Dennoch scheint man in London zu der Einsicht zu kommen, dass man einen Schritt auf die EU zugehen muss. Im Kabinett der britischen Premierministerin Theresa May ist man sich offenbar einig, dass Großbritannien nach dem EU-Austritt im März 2019 noch eine mehrjährige Übergangsphase braucht, um der Wirtschaft den Abschied aus der Zollunion und dem Europäischen Binnenmarkt zu erleichtern. Zeitungsberichten zufolge ist die britische Regierung auch bereit, nach dem Brexit – auf mehrere Jahre verteilt – 50 Milliarden Pfund zu zahlen. Offiziell hält man sich in London bei dem Thema bedeckt, sehr zum Unmut der europäischen Seite. Eigentlich wollte EU-Verhandlungsführer Barnier beim EU-Gipfel im Oktober grünes Licht für den nächsten Schritt in den Brexit-Gesprächen geben. Dass das noch klappt, wird bezweifelt – selbst wenn Brexit-Minister Davis nun Zuversicht demonstrierte.

Im September will Premierministerin Theresa May eine Grundsatz-Rede zum Brexit halten und sich dafür einsetzen, dass die beiden Seiten die Verhandlungen intensivieren. Nach Aussage des Brexit-Koordinators des Europaparlaments, Guy Verhofstadt, ist diese Rede für den 21. September geplant. Die britische Regierung wollte den Termin jedoch nicht bestätigen.

Immerhin zeichnet sich ab, dass die Premierministerin tatsächlich noch dazu kommen wird, eine Grundsatz-Rede zum Brexit zu halten. Spekulationen, dass die Regierungschefin kurz vor der Ablösung steht, haben sich nicht bewahrheitet. Nach dem desaströsen Abschneiden der konservativen Partei in den – von May vorgezogenen – Parlamentswahlen hatten ihr viele Abgeordnete aus der eigenen Partei Vorwürfe gemacht. Gerüchte kursierten, dass sie noch vor dem Parteitag Anfang Oktober abgelöst werden könnte. Doch viele Abgeordnete befürchten, dass die oppositionelle Labour-Partei bei Neuwahlen Einfluss gewinnen könnte, zumal kein Nachfolger für May in Sicht ist. „Im Moment“, erklärte der einflussreiche Tory-Abgeordnete Graham Brady nun in der BBC, „stehen die konservativen Abgeordneten solide hinter Theresa May“.
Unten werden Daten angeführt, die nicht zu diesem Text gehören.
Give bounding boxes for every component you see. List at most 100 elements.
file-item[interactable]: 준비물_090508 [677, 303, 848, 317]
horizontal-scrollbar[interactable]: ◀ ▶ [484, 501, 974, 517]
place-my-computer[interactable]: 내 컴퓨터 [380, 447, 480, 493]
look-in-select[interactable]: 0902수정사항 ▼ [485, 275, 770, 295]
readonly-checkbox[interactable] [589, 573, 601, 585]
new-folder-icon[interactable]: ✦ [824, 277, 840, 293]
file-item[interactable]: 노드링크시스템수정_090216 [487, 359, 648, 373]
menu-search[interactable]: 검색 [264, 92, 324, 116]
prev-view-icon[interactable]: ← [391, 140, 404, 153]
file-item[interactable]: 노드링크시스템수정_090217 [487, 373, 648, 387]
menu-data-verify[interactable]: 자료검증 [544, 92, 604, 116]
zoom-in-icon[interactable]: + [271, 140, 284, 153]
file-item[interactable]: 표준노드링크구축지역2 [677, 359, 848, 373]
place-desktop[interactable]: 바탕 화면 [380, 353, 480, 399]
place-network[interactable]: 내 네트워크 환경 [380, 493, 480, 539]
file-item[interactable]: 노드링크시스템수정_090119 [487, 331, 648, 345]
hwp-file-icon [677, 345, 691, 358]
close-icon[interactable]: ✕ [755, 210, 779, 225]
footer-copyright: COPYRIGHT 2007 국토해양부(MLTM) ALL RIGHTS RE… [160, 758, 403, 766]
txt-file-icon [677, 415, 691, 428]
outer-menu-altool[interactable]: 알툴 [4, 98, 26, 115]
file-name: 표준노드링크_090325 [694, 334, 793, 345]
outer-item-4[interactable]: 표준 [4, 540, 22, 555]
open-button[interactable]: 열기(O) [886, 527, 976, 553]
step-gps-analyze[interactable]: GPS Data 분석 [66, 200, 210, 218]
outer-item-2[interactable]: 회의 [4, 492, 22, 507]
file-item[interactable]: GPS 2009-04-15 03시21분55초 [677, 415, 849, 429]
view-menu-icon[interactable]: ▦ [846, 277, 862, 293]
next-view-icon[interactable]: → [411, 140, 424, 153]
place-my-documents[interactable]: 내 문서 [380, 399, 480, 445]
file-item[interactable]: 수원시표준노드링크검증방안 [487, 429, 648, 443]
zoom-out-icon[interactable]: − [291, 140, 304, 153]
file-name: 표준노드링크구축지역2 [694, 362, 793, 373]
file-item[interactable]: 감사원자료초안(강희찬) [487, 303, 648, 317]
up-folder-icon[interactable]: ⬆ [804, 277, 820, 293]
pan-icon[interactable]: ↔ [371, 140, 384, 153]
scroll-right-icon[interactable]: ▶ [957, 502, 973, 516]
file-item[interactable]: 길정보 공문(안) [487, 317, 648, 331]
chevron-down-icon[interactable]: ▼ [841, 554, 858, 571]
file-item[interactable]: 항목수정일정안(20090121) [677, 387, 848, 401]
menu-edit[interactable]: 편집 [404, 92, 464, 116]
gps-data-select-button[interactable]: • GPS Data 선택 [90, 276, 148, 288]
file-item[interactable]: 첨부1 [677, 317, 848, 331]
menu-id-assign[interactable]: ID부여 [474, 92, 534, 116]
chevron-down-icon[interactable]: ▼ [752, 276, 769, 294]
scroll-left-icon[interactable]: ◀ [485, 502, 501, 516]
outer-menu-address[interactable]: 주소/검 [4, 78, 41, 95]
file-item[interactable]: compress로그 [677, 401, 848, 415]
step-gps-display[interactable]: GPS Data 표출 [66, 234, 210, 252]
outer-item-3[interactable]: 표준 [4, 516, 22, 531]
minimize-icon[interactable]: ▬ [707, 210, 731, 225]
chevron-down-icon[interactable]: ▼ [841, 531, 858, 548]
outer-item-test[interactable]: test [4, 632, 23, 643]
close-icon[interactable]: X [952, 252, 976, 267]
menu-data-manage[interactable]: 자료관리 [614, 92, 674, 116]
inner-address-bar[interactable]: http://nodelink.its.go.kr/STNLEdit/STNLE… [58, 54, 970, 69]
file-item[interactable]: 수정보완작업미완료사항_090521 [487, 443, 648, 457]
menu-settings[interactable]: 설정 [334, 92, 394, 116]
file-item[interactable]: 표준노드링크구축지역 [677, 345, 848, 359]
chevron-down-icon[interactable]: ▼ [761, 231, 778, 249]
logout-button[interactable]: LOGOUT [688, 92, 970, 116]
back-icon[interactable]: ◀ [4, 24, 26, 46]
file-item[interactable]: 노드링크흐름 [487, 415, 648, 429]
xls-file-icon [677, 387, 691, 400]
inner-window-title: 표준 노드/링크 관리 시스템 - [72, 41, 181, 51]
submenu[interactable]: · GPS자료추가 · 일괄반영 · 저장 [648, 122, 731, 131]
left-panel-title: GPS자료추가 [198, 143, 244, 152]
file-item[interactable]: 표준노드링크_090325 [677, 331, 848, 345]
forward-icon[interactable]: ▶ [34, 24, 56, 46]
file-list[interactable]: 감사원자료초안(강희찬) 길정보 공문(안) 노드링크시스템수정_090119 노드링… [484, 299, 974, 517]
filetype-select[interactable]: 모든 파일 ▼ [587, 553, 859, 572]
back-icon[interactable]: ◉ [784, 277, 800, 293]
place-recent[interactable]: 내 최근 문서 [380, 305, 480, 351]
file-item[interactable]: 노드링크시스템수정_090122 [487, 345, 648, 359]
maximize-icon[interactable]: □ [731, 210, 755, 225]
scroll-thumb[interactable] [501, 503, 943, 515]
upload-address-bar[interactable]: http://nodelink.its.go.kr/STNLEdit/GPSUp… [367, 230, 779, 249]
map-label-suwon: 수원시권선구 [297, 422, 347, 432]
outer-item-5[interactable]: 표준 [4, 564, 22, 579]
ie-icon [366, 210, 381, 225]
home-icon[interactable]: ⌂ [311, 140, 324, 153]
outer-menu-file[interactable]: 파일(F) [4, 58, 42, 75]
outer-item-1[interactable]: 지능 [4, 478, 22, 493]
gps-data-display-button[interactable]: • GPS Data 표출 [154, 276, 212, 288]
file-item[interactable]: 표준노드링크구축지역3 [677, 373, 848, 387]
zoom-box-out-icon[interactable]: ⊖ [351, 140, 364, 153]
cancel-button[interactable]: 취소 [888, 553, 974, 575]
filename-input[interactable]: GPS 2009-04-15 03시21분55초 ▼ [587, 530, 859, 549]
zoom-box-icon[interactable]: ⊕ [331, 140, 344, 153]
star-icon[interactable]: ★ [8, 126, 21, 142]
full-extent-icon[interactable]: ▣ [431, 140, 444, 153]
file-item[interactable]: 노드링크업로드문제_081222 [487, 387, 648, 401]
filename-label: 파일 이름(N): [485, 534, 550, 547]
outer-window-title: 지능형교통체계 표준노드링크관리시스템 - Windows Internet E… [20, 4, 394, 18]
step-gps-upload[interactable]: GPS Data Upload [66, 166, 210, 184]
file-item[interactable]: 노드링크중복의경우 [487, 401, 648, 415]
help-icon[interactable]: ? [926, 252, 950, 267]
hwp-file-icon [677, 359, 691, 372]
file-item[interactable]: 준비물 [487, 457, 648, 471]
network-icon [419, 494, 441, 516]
Wie stark der Rückhalt ist, wird sich in den nächsten Tagen zeigen, wenn die Abgeordneten über einen für den Brexit vorgesehen Gesetzesvorschlag abstimmen müssen. Ab Donnerstag debattiert das Parlament erstmals über den sogenannten „Repeal Bill“, der die EU-Gesetze in nationales Recht umwandeln soll, damit Großbritannien nach dem Brexit nicht in ein legislatives Loch fällt. Am Montag soll darüber abgestimmt werden. Die Opposition hat bereits Widerstand angekündigt.

Das bringt die Regierung in eine heikle Lage, denn in den Parlamentswahlen hat sie ihre Mehrheit verloren. Selbst mit ihrem Partner, der nordirischen DUP-Partei, liegen die Konservativen nur knapp vorn. Der Herbst wird spannend.